Está garoando e eu vejo sorrisos.
A batalha do dia-dia transportada.
Um lindo poema a ser concretizado.
A comunicação nos seus meios mais acessíveis.
Paro de pensar em você,o que mais importa agora é o suor.
Me levo para mundos nunca vividos,interagir talvez seja a nomeção correta.
Nas minhas aulas aprendi que todos tem direito.
Na minha vida aprendi que não,é necessário lutar por ele,e eles lutam,como lutam.
Sem questionamentos sobre a crença do modo de trabalho,para isto temos os grandes intelectuais,deixamos as contradições para uma hora mais técnica.

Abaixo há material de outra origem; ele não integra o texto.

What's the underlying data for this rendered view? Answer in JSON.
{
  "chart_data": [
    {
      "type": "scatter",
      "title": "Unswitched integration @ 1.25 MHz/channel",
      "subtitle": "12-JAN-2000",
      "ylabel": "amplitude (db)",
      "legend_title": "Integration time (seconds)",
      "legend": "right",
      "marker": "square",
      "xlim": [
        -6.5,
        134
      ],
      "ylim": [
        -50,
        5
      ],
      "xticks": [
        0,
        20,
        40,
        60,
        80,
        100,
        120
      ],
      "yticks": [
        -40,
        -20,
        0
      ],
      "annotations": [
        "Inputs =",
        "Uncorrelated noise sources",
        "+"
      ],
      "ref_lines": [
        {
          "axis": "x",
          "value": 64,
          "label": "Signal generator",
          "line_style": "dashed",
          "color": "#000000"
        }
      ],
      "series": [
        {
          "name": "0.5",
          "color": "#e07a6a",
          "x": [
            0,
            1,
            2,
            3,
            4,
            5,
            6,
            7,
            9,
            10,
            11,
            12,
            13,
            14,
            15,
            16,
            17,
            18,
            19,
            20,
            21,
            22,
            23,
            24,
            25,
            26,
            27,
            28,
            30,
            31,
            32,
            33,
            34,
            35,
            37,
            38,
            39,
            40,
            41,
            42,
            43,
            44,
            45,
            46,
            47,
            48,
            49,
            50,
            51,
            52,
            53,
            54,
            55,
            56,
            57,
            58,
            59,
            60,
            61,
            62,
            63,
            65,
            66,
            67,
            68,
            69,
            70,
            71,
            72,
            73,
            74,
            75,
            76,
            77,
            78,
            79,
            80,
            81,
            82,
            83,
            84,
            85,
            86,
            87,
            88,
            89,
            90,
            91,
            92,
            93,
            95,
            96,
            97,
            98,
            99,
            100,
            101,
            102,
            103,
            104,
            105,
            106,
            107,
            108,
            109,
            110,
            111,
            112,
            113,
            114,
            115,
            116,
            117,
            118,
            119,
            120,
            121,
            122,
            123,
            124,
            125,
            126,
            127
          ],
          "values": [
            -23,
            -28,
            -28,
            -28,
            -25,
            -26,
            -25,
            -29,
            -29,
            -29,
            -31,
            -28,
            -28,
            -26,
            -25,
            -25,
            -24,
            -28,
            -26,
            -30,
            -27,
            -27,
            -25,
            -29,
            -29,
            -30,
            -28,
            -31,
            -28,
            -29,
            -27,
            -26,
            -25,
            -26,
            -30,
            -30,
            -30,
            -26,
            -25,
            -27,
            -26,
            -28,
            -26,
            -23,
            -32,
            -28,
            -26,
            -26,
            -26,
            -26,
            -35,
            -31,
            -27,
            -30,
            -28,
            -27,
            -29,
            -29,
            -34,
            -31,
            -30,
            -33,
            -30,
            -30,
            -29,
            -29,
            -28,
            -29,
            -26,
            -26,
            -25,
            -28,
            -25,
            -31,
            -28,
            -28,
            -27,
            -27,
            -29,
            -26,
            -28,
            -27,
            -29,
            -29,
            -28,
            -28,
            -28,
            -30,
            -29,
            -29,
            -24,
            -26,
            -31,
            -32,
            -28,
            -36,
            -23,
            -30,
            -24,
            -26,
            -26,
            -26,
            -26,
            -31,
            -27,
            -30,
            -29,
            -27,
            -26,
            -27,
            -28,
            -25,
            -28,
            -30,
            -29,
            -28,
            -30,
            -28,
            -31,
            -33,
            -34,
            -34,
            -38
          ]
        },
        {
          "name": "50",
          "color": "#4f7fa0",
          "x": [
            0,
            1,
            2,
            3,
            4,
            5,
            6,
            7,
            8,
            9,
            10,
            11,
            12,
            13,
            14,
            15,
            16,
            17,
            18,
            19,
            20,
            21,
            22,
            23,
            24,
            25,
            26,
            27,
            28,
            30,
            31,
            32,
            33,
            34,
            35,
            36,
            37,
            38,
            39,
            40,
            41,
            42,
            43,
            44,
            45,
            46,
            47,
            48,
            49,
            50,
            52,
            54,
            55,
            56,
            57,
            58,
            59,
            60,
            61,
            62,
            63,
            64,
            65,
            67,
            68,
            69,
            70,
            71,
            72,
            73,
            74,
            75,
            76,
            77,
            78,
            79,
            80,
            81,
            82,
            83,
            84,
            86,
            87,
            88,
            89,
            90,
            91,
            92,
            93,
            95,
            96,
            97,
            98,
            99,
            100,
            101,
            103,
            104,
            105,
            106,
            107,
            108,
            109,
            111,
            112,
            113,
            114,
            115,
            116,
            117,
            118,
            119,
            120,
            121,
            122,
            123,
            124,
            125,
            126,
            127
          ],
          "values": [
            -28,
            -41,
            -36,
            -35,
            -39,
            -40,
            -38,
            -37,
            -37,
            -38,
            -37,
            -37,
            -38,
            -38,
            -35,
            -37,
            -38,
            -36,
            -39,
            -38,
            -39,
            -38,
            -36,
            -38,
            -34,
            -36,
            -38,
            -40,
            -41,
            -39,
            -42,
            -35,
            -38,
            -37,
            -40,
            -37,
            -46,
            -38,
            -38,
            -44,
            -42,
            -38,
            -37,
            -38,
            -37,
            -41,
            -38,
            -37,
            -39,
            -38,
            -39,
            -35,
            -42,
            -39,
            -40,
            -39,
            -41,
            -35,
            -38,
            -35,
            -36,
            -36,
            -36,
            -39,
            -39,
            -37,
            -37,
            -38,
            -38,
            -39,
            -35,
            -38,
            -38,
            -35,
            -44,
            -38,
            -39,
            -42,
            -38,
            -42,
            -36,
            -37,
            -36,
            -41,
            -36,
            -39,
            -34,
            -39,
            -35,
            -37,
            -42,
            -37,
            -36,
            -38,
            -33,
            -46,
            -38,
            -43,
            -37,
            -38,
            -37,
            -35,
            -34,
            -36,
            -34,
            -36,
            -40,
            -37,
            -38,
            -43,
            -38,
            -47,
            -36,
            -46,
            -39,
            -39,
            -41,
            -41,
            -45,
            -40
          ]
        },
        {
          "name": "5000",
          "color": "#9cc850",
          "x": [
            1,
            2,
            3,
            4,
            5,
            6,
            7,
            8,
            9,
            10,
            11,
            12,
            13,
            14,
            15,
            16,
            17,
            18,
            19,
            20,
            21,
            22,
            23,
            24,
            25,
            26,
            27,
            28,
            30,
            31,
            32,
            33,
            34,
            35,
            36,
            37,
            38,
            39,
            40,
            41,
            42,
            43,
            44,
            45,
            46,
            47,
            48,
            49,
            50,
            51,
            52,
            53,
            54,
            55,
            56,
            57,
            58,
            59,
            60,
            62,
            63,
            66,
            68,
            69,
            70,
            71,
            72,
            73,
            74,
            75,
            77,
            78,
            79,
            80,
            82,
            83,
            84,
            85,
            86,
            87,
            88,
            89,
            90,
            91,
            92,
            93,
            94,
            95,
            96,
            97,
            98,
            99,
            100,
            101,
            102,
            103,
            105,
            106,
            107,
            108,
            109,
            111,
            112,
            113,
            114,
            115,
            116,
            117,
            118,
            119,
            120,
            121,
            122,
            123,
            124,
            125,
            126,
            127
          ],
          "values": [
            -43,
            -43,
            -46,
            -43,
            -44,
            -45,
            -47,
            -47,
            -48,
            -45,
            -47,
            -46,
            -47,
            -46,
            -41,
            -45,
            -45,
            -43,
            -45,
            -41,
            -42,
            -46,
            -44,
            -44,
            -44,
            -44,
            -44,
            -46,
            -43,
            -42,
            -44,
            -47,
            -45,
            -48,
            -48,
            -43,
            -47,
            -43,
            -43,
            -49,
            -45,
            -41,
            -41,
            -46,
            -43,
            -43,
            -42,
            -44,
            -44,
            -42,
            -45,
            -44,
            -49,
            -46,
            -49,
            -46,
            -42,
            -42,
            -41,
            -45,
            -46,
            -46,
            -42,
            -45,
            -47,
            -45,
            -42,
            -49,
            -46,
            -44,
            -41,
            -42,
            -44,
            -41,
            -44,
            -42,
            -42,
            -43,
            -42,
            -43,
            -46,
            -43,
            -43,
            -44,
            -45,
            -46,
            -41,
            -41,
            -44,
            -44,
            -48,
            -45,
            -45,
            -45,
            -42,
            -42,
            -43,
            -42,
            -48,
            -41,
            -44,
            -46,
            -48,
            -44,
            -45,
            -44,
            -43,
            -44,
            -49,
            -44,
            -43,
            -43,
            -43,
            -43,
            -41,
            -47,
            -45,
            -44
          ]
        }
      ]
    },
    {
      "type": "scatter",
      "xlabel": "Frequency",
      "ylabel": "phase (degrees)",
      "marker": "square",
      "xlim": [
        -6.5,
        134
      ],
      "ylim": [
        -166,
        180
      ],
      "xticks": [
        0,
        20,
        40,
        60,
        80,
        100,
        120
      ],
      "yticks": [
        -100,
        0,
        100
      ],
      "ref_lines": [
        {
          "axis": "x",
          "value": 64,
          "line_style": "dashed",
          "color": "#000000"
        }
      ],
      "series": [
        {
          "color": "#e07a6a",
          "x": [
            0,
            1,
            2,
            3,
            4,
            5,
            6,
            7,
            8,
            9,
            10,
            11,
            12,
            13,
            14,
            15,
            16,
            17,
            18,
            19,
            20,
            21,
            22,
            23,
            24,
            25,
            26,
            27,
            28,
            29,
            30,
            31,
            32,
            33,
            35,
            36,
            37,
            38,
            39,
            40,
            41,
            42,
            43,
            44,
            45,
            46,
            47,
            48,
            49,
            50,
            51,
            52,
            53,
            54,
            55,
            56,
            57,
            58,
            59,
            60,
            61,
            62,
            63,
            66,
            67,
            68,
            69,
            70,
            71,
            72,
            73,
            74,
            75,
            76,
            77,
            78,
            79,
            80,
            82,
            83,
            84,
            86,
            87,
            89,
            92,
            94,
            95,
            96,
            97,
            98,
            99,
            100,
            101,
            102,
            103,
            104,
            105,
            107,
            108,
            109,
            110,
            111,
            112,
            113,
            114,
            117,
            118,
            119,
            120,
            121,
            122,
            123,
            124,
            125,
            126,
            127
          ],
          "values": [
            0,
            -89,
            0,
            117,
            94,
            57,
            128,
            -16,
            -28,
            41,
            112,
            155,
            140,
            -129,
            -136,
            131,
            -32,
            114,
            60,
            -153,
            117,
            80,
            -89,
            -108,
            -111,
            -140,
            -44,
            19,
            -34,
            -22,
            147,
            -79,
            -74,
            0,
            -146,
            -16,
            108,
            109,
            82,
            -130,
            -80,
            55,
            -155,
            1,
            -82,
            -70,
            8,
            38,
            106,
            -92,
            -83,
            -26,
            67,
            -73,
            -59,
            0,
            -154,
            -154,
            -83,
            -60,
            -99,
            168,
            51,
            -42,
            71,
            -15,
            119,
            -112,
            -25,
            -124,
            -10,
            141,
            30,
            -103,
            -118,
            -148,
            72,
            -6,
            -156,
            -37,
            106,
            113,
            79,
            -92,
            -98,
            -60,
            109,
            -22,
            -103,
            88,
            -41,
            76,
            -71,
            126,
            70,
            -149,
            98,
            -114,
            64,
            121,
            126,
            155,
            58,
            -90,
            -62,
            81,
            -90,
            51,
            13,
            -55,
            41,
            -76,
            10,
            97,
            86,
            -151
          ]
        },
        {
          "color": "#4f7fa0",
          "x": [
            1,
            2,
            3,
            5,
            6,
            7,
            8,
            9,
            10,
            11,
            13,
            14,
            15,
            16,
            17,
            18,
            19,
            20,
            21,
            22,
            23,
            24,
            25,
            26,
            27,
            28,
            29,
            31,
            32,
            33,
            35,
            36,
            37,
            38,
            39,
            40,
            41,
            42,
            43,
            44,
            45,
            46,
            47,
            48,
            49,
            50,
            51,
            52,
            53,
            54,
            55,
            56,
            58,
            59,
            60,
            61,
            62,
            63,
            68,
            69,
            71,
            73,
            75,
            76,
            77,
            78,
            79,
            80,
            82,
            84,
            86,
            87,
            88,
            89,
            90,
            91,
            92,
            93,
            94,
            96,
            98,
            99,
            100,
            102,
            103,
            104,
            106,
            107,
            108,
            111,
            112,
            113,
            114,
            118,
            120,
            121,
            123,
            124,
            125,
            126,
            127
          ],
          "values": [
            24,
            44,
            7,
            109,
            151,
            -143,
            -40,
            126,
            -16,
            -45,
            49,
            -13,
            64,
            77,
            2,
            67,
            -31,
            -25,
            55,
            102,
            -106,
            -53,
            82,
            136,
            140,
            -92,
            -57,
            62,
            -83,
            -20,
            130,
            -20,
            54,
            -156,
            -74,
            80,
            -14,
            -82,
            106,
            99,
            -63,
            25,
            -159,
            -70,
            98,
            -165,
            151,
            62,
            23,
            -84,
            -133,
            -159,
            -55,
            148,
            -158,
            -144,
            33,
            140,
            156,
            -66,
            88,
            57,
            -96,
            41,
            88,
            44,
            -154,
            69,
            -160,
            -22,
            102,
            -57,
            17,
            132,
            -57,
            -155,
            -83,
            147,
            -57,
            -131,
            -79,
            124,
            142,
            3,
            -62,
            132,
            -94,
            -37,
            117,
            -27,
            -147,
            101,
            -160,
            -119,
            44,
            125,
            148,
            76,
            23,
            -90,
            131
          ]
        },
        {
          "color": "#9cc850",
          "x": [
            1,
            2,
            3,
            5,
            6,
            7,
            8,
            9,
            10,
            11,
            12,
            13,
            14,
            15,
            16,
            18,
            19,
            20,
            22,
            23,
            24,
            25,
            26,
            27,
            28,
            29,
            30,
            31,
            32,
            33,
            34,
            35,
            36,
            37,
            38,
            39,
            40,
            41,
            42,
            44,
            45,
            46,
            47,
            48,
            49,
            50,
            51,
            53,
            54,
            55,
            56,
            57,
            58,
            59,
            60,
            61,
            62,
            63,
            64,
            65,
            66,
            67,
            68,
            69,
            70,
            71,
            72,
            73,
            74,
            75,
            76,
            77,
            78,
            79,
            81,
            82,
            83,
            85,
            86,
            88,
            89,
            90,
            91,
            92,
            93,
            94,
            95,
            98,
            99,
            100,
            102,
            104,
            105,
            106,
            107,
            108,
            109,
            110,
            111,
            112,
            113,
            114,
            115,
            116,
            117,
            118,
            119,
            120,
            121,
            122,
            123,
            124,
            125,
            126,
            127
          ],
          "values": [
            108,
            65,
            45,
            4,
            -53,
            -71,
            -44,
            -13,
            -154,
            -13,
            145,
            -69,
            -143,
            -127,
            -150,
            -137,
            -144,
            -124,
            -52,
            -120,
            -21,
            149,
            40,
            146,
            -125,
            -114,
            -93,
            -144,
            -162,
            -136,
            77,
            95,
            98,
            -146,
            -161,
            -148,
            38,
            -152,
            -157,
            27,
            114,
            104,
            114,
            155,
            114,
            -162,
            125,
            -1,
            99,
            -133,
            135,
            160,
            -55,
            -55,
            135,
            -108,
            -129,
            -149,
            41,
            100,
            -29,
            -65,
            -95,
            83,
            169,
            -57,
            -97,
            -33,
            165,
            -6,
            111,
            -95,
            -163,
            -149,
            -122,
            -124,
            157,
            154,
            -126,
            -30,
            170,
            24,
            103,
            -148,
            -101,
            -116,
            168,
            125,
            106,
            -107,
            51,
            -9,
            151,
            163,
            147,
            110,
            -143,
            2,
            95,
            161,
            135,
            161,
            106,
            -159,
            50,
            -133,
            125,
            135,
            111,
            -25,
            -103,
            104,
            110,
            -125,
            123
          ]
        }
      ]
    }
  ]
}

Com o fortalecimento de valores,conheço meu futuro vizinho há anos,não vivo sozinho.
Parece-me curioso quando a nossa elite contribue para a criação do senso de comunidade nas populações mais carentes,vemos campanhas pela mídia,doações usadas como promoção do seu papel na sociedade;vemos trabalhos com grande potencial sendo desenvolvidos em pequenos e escondidos lugares,e nunca é colocado se esta mesma classe,esta dita elite,habitantes dos locais providos de mais infra-estrutura da cidade,se estes são ou vivem em parte na comunidade que tanto criam e buscam nas nossas periferias.
Observe.
A solidão é latente,vive-se cada vez mais apertado e dominado.
Pena destes?
Sorte daqueles?
O olhar preto e branco-poético-político da periferia,do subúrbio, é exposto em galerias em que os protagonistas não acessam.
Ver na sua realidade é a questão.Enxergar-se é dificil e doloroso.Ambas as partes são culpadas,a contradição mora ao lado.
Você fecha o vidro no farol,você tem medo de tiros,você não tem a roupa certa,você não escreve certo,você não lê meus livros nem assisti meus filmes,você não entende minha simplicidade,minha linguagem da rua,você não vai ao parque,você não deixa seus filhos brincarem com os meus,você não gosta do que faz,você não tem oportunidades,você ri ninguém entende o porque,você pode nos ouvir.